Let’s cut to the chase: The anti-vaxx movement is dominated by two cohorts, who in essence are one. One consists of extreme right-wing Republican ideologues who claim, as usual, that the federal government is using X (in this case, vaccination) to inure us to stifling federal control. Next they’ll come for our guns. And so on.

The second cohort are right-wing religious zealots, who claim the same as Cohort I, with the additional fillip that vaccination is immoral, because God created man in His image, and so on, so we dare not tinker with it.

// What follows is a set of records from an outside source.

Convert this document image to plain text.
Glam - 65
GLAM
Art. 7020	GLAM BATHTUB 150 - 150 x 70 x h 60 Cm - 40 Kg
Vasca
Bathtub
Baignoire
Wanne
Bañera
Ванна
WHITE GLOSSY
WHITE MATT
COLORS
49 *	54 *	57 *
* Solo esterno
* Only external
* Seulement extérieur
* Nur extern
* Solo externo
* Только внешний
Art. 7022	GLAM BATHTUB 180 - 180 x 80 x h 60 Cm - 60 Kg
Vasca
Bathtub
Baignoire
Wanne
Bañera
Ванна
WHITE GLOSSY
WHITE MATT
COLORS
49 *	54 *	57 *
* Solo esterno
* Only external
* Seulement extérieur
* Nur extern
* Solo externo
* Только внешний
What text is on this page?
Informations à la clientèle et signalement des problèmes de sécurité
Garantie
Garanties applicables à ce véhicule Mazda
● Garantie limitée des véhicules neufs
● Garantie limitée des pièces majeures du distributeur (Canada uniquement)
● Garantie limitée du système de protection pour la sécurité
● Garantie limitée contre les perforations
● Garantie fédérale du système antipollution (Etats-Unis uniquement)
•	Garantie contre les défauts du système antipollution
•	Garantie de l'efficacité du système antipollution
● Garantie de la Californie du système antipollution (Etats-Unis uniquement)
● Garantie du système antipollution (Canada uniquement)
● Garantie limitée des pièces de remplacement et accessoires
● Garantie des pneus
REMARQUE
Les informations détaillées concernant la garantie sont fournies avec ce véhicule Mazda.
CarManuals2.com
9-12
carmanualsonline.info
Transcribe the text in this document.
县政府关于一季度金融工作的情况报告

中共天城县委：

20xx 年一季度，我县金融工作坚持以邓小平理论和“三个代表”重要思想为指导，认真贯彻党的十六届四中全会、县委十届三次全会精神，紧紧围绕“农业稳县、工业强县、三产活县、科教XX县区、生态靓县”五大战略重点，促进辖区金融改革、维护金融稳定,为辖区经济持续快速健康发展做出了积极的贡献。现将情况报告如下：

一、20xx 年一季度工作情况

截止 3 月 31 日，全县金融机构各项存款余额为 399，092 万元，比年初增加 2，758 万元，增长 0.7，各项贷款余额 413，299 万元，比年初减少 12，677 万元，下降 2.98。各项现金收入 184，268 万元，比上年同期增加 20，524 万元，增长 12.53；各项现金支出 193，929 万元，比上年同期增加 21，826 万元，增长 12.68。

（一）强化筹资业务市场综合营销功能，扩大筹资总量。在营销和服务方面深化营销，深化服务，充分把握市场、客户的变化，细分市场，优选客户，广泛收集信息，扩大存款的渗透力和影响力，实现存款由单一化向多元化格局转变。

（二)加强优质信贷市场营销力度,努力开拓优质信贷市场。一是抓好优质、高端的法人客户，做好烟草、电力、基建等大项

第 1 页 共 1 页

I’d like to see what these nitwits do when they get a ruptured appendix. How would that change their view of God’s perfect vermiform appendix?

Enough. Everyone is entitled to think what they think they think. But when they demand that the federal government kowtow to what they think they think: that the government, the courts, and all of us, let them endanger other people’s children because of their ignorance, their presumption and imbecility, I say hold enough.

I say that parents who let their unvaccinated child into a public school, where he or she infects other children with a dangerous disease, should be prosecuted for child abuse, and if convicted, thrown into prison.